One person was killed and several soldiers wounded in street battles in Lebanon’s northern city of Tripoli Saturday, a security source said, in a second day of violence involving supporters and opponents of Syrian President Bashar al-Assad.
The coastal city is dominated by Sunni Muslims who support the 11-month uprising against Assad in neighboring Syria, but is also home to members of Assad’s Alawite minority.
Residents said rocket-propelled grenades were fired from the Sunni Muslim district of Bab al-Tabbaneh toward the Alawite district of Jebel Mohsen, but caused no injuries.
Saturday, Reuters Television footage showed gunmen taking cover on street corners and firing volleys of automatic gunfire.

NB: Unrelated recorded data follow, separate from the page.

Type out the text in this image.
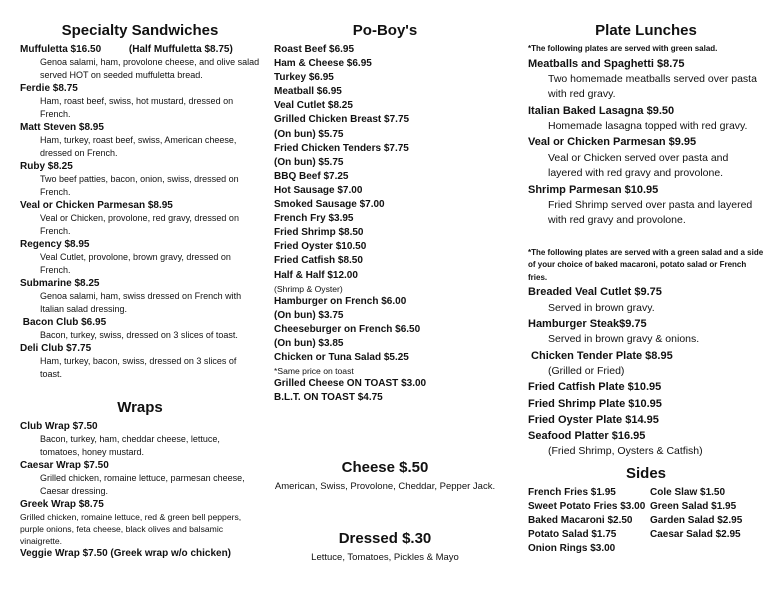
Specialty Sandwiches
Muffuletta $16.50          (Half Muffuletta $8.75)
Genoa salami, ham, provolone cheese, and olive salad served HOT on seeded muffuletta bread.
Ferdie $8.75
Ham, roast beef, swiss, hot mustard, dressed on French.
Matt Steven $8.95
Ham, turkey, roast beef, swiss, American cheese, dressed on French.
Ruby $8.25
Two beef patties, bacon, onion, swiss, dressed on French.
Veal or Chicken Parmesan $8.95
Veal or Chicken, provolone, red gravy, dressed on French.
Regency $8.95
Veal Cutlet, provolone, brown gravy, dressed on French.
Submarine $8.25
Genoa salami, ham, swiss dressed on French with Italian salad dressing.
Bacon Club $6.95
Bacon, turkey, swiss, dressed on 3 slices of toast.
Deli Club $7.75
Ham, turkey, bacon, swiss, dressed on 3 slices of toast.
Wraps
Club Wrap $7.50
Bacon, turkey, ham, cheddar cheese, lettuce, tomatoes, honey mustard.
Caesar Wrap $7.50
Grilled chicken, romaine lettuce, parmesan cheese, Caesar dressing.
Greek Wrap $8.75
Grilled chicken, romaine lettuce, red & green bell peppers, purple onions, feta cheese, black olives and balsamic vinaigrette.
Veggie Wrap $7.50 (Greek wrap w/o chicken)
Po-Boy's
Roast Beef $6.95
Ham & Cheese $6.95
Turkey $6.95
Meatball $6.95
Veal Cutlet $8.25
Grilled Chicken Breast $7.75
(On bun) $5.75
Fried Chicken Tenders $7.75
(On bun) $5.75
BBQ Beef $7.25
Hot Sausage $7.00
Smoked Sausage $7.00
French Fry $3.95
Fried Shrimp $8.50
Fried Oyster $10.50
Fried Catfish $8.50
Half & Half $12.00
(Shrimp & Oyster)
Hamburger on French $6.00
(On bun) $3.75
Cheeseburger on French $6.50
(On bun) $3.85
Chicken or Tuna Salad $5.25
*Same price on toast
Grilled Cheese ON TOAST $3.00
B.L.T. ON TOAST $4.75
Cheese $.50
American, Swiss, Provolone, Cheddar, Pepper Jack.
Dressed $.30
Lettuce, Tomatoes, Pickles & Mayo
Plate Lunches
*The following plates are served with green salad.
Meatballs and Spaghetti $8.75
Two homemade meatballs served over pasta with red gravy.
Italian Baked Lasagna $9.50
Homemade lasagna topped with red gravy.
Veal or Chicken Parmesan $9.95
Veal or Chicken served over pasta and layered with red gravy and provolone.
Shrimp Parmesan $10.95
Fried Shrimp served over pasta and layered with red gravy and provolone.
*The following plates are served with a green salad and a side of your choice of baked macaroni, potato salad or French fries.
Breaded Veal Cutlet $9.75
Served in brown gravy.
Hamburger Steak$9.75
Served in brown gravy & onions.
Chicken Tender Plate $8.95
(Grilled or Fried)
Fried Catfish Plate $10.95
Fried Shrimp Plate $10.95
Fried Oyster Plate $14.95
Seafood Platter $16.95
(Fried Shrimp, Oysters & Catfish)
Sides
French Fries $1.95	Cole Slaw $1.50
Sweet Potato Fries $3.00 Green Salad $1.95
Baked Macaroni $2.50	Garden Salad $2.95
Potato Salad $1.75	Caesar Salad $2.95
Onion Rings $3.00
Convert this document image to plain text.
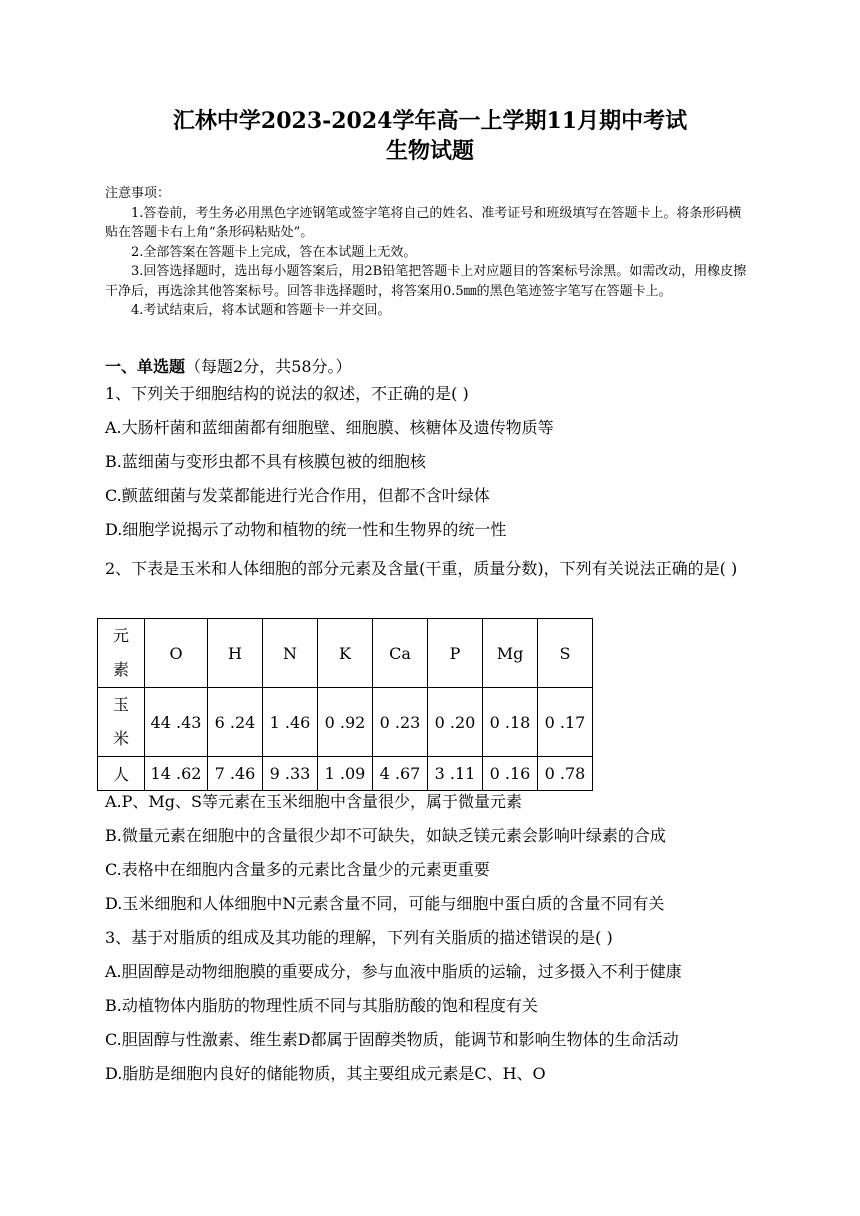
汇林中学2023-2024学年高一上学期11月期中考试
生物试题
注意事项：
1.答卷前，考生务必用黑色字迹钢笔或签字笔将自己的姓名、准考证号和班级填写在答题卡上。将条形码横贴在答题卡右上角“条形码粘贴处”。
2.全部答案在答题卡上完成，答在本试题上无效。
3.回答选择题时，选出每小题答案后，用2B铅笔把答题卡上对应题目的答案标号涂黑。如需改动，用橡皮擦干净后，再选涂其他答案标号。回答非选择题时，将答案用0.5㎜的黑色笔迹签字笔写在答题卡上。
4.考试结束后，将本试题和答题卡一并交回。
一、单选题（每题2分，共58分。）
1、下列关于细胞结构的说法的叙述，不正确的是( )
A.大肠杆菌和蓝细菌都有细胞壁、细胞膜、核糖体及遗传物质等
B.蓝细菌与变形虫都不具有核膜包被的细胞核
C.颤蓝细菌与发菜都能进行光合作用，但都不含叶绿体
D.细胞学说揭示了动物和植物的统一性和生物界的统一性
2、下表是玉米和人体细胞的部分元素及含量(干重，质量分数)，下列有关说法正确的是( )
元
素	O	H	N	K	Ca	P	Mg	S

玉
米	44 .43	6 .24	1 .46	0 .92	0 .23	0 .20	0 .18	0 .17
人	14 .62	7 .46	9 .33	1 .09	4 .67	3 .11	0 .16	0 .78
A.P、Mg、S等元素在玉米细胞中含量很少，属于微量元素
B.微量元素在细胞中的含量很少却不可缺失，如缺乏镁元素会影响叶绿素的合成
C.表格中在细胞内含量多的元素比含量少的元素更重要
D.玉米细胞和人体细胞中N元素含量不同，可能与细胞中蛋白质的含量不同有关
3、基于对脂质的组成及其功能的理解，下列有关脂质的描述错误的是( )
A.胆固醇是动物细胞膜的重要成分，参与血液中脂质的运输，过多摄入不利于健康
B.动植物体内脂肪的物理性质不同与其脂肪酸的饱和程度有关
C.胆固醇与性激素、维生素D都属于固醇类物质，能调节和影响生物体的生命活动
D.脂肪是细胞内良好的储能物质，其主要组成元素是C、H、O
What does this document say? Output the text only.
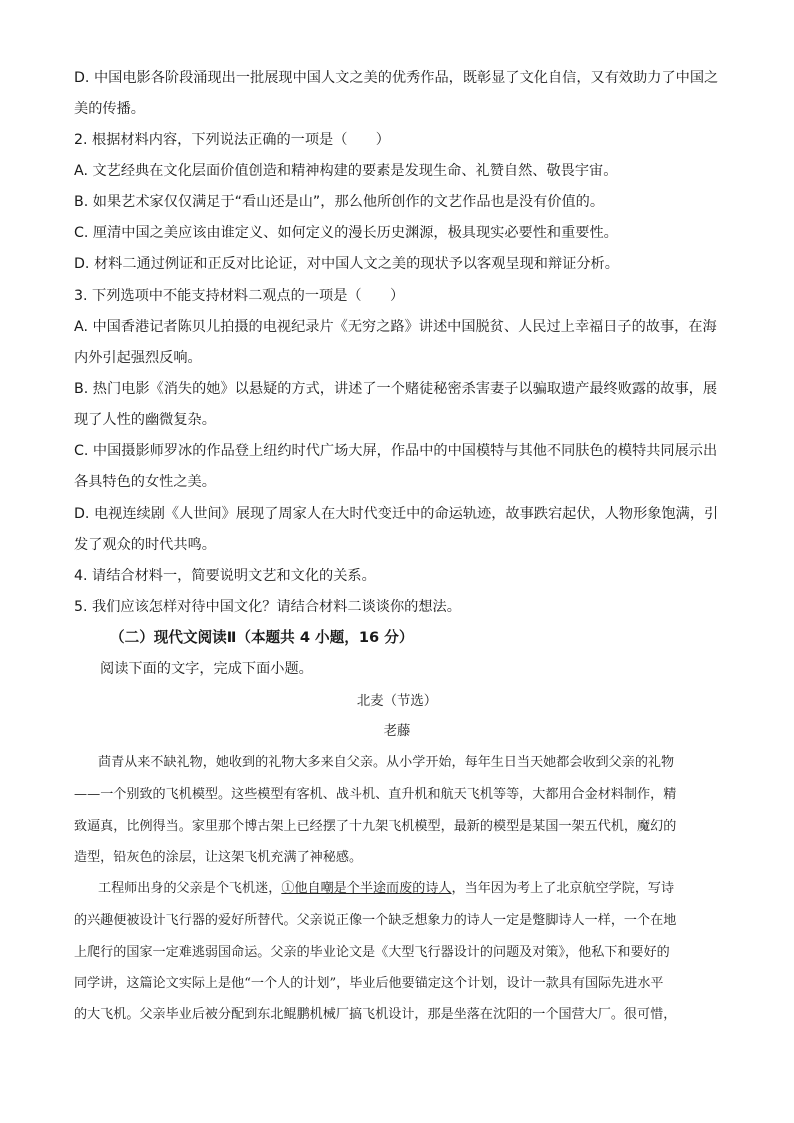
D. 中国电影各阶段涌现出一批展现中国人文之美的优秀作品，既彰显了文化自信，又有效助力了中国之
美的传播。
2. 根据材料内容，下列说法正确的一项是（　　）
A. 文艺经典在文化层面价值创造和精神构建的要素是发现生命、礼赞自然、敬畏宇宙。
B. 如果艺术家仅仅满足于“看山还是山”，那么他所创作的文艺作品也是没有价值的。
C. 厘清中国之美应该由谁定义、如何定义的漫长历史渊源，极具现实必要性和重要性。
D. 材料二通过例证和正反对比论证，对中国人文之美的现状予以客观呈现和辩证分析。
3. 下列选项中不能支持材料二观点的一项是（　　）
A. 中国香港记者陈贝儿拍摄的电视纪录片《无穷之路》讲述中国脱贫、人民过上幸福日子的故事，在海
内外引起强烈反响。
B. 热门电影《消失的她》以悬疑的方式，讲述了一个赌徒秘密杀害妻子以骗取遗产最终败露的故事，展
现了人性的幽微复杂。
C. 中国摄影师罗冰的作品登上纽约时代广场大屏，作品中的中国模特与其他不同肤色的模特共同展示出
各具特色的女性之美。
D. 电视连续剧《人世间》展现了周家人在大时代变迁中的命运轨迹，故事跌宕起伏，人物形象饱满，引
发了观众的时代共鸣。
4. 请结合材料一，简要说明文艺和文化的关系。
5. 我们应该怎样对待中国文化？请结合材料二谈谈你的想法。
（二）现代文阅读Ⅱ（本题共 4 小题，16 分）
阅读下面的文字，完成下面小题。
北麦（节选）
老藤
茴青从来不缺礼物，她收到的礼物大多来自父亲。从小学开始，每年生日当天她都会收到父亲的礼物
——一个别致的飞机模型。这些模型有客机、战斗机、直升机和航天飞机等等，大都用合金材料制作，精
致逼真，比例得当。家里那个博古架上已经摆了十九架飞机模型，最新的模型是某国一架五代机，魔幻的
造型，铅灰色的涂层，让这架飞机充满了神秘感。
工程师出身的父亲是个飞机迷，①他自嘲是个半途而废的诗人，当年因为考上了北京航空学院，写诗
的兴趣便被设计飞行器的爱好所替代。父亲说正像一个缺乏想象力的诗人一定是蹩脚诗人一样，一个在地
上爬行的国家一定难逃弱国命运。父亲的毕业论文是《大型飞行器设计的问题及对策》，他私下和要好的
同学讲，这篇论文实际上是他“一个人的计划”，毕业后他要锚定这个计划，设计一款具有国际先进水平
的大飞机。父亲毕业后被分配到东北鲲鹏机械厂搞飞机设计，那是坐落在沈阳的一个国营大厂。很可惜，
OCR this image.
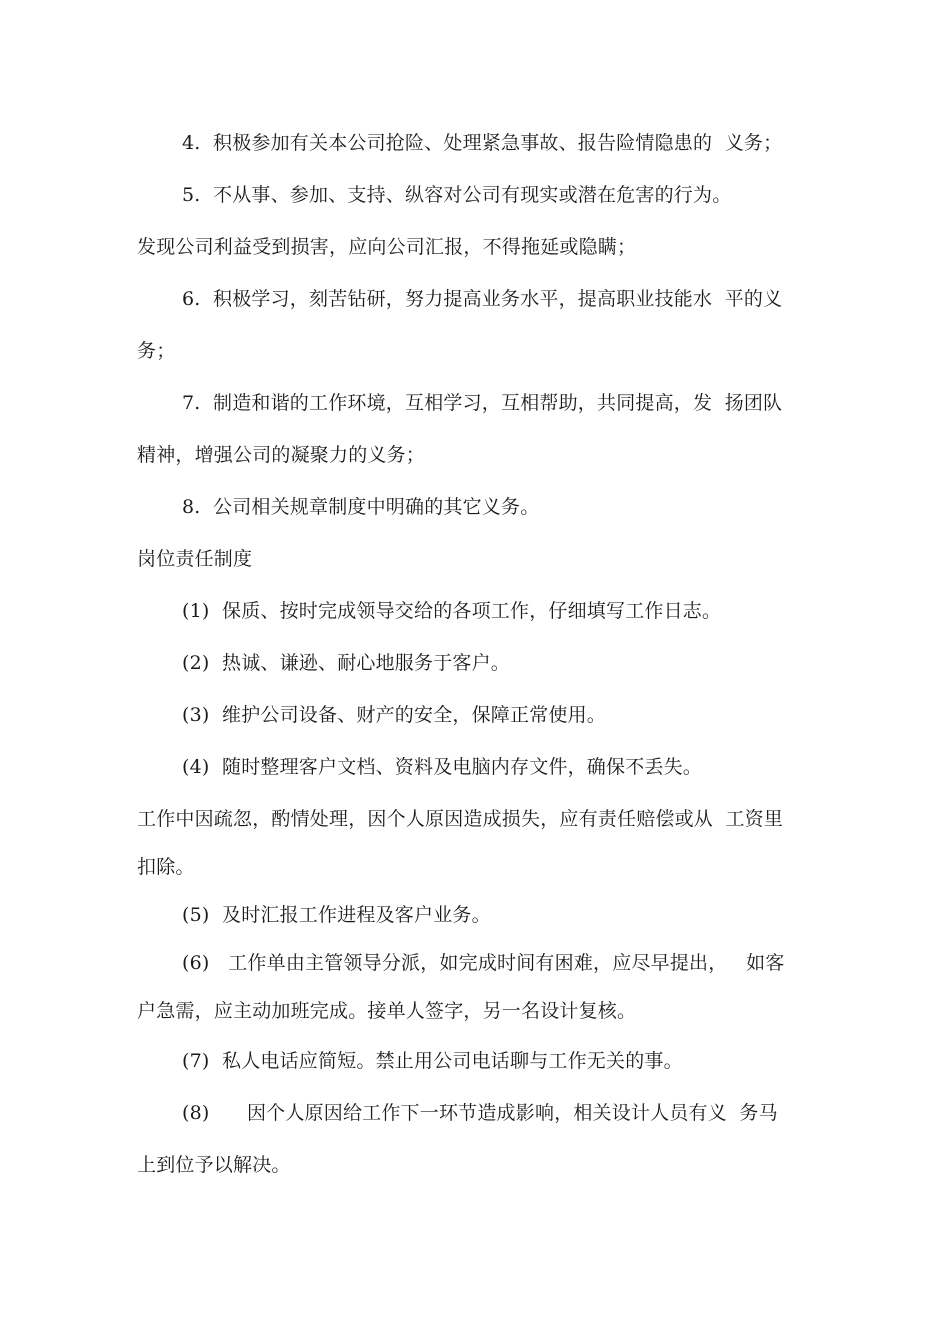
4.  积极参加有关本公司抢险、处理紧急事故、报告险情隐患的  义务；
5.  不从事、参加、支持、纵容对公司有现实或潜在危害的行为。
发现公司利益受到损害，应向公司汇报，不得拖延或隐瞒；
6.  积极学习，刻苦钻研，努力提高业务水平，提高职业技能水  平的义
务；
7.  制造和谐的工作环境，互相学习，互相帮助，共同提高，发  扬团队
精神，增强公司的凝聚力的义务；
8.  公司相关规章制度中明确的其它义务。
岗位责任制度
(1)  保质、按时完成领导交给的各项工作，仔细填写工作日志。
(2)  热诚、谦逊、耐心地服务于客户。
(3)  维护公司设备、财产的安全，保障正常使用。
(4)  随时整理客户文档、资料及电脑内存文件，确保不丢失。
工作中因疏忽，酌情处理，因个人原因造成损失，应有责任赔偿或从  工资里
扣除。
(5)  及时汇报工作进程及客户业务。
(6)   工作单由主管领导分派，如完成时间有困难，应尽早提出，   如客
户急需，应主动加班完成。接单人签字，另一名设计复核。
(7)  私人电话应简短。禁止用公司电话聊与工作无关的事。
(8)      因个人原因给工作下一环节造成影响，相关设计人员有义  务马
上到位予以解决。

“We are the supporters of the Syrian revolution in Lebanon, and we are going to (fight) the shabbiha,” one of the gunmen said, referring to pro-Assad militias blamed by Syrian opposition activists for much of the killing in Syria.
A Lebanese army statement said troops had deployed in the Bab al-Tabbaneh and Jebel Mohsen districts to restore order and were “carrying out raids on sites that took part in the clashes,” making arrests and seizing weapons.
Several soldiers were wounded, one seriously, it said.
There are frequent clashes in Tripoli between rival sects, but tensions have heightened sharply since the outbreak of unrest in Syria. Friday’s violence came after hundreds of people demonstrated against Assad following weekly Muslim prayers.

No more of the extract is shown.